Japan’s pavilion – titled “Co-ownership of Action: Trajectories of Elements” – welcomed visitors with a captivating, deep and musky, but refreshingly humid scent of hinoki and cedar wood which accompanied you through the elements of a dismantled wooden Japanese house. Curated by Kozo Kadowaki, it displayed ways to reuse materials and transform modern artefacts.

On the other hand, Austria’s pavilion Platform Austria – a balancing act between digital and physical worlds – highlighted social and economic issues of “platform urbanism” or the “platformisation of our lives,” our increasingly more digitally built environments. These online piazzas are no longer government-led public spaces for serendipitous encounters. Instead, they are fragmented “island-like platforms” built by big tech that increase addiction and exclusion.

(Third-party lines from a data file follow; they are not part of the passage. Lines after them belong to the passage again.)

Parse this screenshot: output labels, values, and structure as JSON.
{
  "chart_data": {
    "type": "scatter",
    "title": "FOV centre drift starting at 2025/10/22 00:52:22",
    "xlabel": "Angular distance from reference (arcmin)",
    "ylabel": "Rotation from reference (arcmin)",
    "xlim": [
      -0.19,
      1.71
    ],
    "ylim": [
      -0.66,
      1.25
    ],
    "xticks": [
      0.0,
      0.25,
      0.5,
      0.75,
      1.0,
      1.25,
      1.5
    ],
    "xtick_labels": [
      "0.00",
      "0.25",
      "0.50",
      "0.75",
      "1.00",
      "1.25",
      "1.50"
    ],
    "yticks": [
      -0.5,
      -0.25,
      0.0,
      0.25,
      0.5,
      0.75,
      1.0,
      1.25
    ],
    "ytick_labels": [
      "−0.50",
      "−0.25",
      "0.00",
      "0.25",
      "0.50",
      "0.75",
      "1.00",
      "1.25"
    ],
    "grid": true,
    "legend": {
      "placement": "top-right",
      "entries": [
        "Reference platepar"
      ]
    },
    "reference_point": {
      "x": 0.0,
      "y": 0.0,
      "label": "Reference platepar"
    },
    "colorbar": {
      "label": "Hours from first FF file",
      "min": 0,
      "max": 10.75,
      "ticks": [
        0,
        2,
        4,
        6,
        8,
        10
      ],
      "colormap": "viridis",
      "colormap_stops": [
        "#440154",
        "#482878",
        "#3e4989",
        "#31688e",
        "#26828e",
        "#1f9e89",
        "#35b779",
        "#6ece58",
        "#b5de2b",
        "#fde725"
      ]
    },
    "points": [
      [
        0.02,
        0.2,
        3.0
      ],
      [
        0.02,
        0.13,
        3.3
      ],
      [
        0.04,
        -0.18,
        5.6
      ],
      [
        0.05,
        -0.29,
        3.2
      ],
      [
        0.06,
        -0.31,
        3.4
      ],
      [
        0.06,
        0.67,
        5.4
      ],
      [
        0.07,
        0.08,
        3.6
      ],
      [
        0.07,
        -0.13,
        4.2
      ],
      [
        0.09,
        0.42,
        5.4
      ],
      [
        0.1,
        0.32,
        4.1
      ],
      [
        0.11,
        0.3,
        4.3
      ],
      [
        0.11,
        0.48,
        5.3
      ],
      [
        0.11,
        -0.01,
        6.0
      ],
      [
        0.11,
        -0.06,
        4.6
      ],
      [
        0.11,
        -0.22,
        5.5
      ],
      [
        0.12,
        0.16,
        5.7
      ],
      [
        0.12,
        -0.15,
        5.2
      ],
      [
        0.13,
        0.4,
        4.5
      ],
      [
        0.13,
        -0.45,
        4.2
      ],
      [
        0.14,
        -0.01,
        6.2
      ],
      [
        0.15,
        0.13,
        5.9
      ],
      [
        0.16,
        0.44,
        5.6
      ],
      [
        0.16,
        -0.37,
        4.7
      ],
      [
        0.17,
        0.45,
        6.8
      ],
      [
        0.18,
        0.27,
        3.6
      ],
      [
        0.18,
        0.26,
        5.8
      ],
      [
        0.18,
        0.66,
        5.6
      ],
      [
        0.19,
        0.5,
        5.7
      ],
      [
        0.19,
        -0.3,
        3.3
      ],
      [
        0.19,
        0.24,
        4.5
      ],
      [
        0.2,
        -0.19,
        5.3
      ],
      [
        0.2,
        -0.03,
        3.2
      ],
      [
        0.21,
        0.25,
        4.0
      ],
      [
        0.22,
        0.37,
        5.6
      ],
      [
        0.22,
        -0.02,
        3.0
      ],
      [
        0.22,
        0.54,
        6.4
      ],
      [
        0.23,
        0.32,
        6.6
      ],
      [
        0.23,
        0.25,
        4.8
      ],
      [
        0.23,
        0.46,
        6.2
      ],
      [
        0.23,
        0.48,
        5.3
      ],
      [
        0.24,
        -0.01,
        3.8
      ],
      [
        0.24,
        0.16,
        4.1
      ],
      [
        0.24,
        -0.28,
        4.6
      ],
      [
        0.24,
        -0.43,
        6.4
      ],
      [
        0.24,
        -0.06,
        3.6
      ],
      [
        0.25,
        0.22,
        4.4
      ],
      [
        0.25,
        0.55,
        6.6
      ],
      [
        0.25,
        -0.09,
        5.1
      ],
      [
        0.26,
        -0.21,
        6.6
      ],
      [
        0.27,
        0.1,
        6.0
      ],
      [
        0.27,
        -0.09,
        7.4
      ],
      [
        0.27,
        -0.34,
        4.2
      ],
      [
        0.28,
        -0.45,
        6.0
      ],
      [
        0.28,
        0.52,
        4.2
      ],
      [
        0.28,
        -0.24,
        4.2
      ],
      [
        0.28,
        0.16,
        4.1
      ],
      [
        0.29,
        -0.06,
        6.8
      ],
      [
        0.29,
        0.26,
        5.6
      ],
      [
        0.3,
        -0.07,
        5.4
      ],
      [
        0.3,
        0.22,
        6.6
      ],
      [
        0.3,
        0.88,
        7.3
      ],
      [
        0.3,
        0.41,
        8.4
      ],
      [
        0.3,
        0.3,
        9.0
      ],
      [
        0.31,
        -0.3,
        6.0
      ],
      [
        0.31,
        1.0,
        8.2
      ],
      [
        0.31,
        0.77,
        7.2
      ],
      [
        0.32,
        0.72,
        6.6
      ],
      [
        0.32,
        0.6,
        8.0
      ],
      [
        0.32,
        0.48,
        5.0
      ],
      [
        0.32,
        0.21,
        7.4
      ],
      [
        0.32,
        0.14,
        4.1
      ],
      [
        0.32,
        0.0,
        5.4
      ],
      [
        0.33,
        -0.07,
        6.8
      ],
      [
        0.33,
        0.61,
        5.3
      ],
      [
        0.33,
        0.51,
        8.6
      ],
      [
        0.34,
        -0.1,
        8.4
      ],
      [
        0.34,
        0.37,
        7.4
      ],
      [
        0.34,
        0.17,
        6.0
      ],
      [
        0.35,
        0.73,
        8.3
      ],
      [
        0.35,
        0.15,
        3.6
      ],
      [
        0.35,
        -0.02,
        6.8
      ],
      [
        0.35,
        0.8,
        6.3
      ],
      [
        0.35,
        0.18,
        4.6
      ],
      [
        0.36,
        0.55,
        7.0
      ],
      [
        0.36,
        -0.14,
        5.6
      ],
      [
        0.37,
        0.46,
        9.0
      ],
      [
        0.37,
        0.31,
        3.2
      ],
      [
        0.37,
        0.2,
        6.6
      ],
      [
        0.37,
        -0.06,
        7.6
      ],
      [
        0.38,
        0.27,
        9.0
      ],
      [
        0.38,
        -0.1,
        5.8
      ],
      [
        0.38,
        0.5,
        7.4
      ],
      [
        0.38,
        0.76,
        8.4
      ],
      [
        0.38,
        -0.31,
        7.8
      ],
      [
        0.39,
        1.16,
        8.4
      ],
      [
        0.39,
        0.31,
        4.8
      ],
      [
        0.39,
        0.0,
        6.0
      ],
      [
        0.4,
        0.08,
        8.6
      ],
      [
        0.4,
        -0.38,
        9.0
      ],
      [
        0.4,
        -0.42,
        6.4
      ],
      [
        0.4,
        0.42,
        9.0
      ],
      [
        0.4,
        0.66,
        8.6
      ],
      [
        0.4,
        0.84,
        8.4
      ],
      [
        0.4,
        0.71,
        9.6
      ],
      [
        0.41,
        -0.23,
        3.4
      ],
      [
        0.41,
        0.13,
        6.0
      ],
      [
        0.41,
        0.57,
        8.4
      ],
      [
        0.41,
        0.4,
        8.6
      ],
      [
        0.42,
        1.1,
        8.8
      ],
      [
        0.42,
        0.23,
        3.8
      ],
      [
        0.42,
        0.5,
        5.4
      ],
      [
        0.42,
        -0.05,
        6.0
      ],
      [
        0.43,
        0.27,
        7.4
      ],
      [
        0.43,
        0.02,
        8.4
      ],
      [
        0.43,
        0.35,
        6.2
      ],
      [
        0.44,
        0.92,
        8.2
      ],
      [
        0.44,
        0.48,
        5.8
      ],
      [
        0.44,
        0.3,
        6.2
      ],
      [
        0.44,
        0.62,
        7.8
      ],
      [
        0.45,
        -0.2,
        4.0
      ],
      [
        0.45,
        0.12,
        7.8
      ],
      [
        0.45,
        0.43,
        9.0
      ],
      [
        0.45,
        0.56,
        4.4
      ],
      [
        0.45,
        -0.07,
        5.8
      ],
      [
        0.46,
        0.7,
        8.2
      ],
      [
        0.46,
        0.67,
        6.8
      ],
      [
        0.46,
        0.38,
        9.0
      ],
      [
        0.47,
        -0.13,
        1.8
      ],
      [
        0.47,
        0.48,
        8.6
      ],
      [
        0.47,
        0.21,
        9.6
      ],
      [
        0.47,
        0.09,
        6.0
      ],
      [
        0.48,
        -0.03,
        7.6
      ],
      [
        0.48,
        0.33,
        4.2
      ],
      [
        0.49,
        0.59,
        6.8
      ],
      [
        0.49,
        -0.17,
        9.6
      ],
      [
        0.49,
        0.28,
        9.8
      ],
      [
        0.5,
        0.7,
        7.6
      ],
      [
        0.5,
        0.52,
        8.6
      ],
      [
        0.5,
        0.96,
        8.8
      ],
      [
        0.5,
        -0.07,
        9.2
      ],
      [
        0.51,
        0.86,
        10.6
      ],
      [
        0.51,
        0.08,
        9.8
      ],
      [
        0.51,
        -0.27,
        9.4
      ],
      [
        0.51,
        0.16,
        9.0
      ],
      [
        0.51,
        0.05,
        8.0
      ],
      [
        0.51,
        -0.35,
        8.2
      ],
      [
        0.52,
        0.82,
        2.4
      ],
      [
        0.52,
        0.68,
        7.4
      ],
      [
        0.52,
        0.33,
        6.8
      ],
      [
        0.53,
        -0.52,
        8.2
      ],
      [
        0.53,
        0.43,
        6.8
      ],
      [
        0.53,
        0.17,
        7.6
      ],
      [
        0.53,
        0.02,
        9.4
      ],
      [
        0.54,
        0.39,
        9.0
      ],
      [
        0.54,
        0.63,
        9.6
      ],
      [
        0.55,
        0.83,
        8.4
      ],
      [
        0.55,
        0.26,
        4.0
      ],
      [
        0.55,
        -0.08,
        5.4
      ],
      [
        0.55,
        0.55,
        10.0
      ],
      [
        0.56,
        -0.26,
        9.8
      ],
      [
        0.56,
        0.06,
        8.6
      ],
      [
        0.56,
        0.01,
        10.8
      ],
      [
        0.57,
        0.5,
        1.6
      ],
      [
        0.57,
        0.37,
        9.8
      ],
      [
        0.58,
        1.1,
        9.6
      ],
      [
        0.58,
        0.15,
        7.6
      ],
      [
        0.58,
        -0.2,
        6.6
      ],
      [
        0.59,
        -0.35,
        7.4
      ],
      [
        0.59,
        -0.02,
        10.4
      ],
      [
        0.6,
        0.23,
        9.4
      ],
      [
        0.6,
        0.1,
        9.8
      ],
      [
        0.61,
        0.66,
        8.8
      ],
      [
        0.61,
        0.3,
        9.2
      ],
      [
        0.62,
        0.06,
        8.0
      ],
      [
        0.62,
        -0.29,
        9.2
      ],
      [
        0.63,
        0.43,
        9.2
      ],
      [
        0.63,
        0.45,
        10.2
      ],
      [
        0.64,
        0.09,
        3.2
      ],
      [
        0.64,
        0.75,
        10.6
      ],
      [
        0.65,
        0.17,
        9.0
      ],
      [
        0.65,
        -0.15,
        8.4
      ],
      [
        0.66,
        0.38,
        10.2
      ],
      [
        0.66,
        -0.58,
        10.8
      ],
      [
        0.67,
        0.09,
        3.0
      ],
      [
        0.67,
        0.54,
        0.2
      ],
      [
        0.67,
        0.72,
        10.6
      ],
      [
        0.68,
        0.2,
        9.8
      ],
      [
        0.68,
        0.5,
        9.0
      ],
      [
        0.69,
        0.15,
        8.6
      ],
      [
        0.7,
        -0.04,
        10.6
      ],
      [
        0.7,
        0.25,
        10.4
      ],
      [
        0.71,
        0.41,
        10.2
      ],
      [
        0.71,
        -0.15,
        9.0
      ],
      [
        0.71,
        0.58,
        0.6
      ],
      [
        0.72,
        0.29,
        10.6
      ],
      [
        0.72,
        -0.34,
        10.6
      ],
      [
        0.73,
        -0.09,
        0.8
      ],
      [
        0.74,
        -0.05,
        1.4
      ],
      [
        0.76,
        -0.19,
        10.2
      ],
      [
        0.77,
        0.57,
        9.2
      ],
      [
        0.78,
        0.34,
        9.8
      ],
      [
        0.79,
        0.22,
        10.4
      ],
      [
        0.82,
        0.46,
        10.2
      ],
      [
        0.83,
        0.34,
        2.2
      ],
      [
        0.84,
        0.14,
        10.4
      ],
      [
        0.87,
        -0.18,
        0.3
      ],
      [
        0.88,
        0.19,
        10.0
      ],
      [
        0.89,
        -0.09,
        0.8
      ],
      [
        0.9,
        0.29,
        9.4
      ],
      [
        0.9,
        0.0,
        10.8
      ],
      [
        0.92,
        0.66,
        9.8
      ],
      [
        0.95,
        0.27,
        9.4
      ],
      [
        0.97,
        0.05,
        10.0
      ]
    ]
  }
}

A big bright slogan wall says: “Access is the new capital.”

It also asks: “Will they (platforms) assume a higher status than cities, and how will these two organisational models relate to one another?”

A few days before the press opening, Venice was calm and empty

Empty Venice was an absurd experience; a silent make-believe film set – except for the quotidian soundscape of ciaos in chorus – the locals holding it together.

In the following week back at the office, I remembered our own habit of – no matter how many times a day you come across colleagues – voicing out cheery choruses of hellos at our Tori.


Ellaveera Björk is an Art Director who seeks to inspire the unlikeliest segments of society by drawing attention to opportunities in design and cultural engagement. It was only thirty years ago when graphic design became a substantial part of the music and fashion industries, making them a larger part of visual culture. It is in this crossroads where a company’s vision and strategy can come alive to build a holistic living brand. Ellaveera’s latest work includes Finnish Design Shop’s sustainability communications, Rambol’s Sustainable Cities report and Madonna restaurant.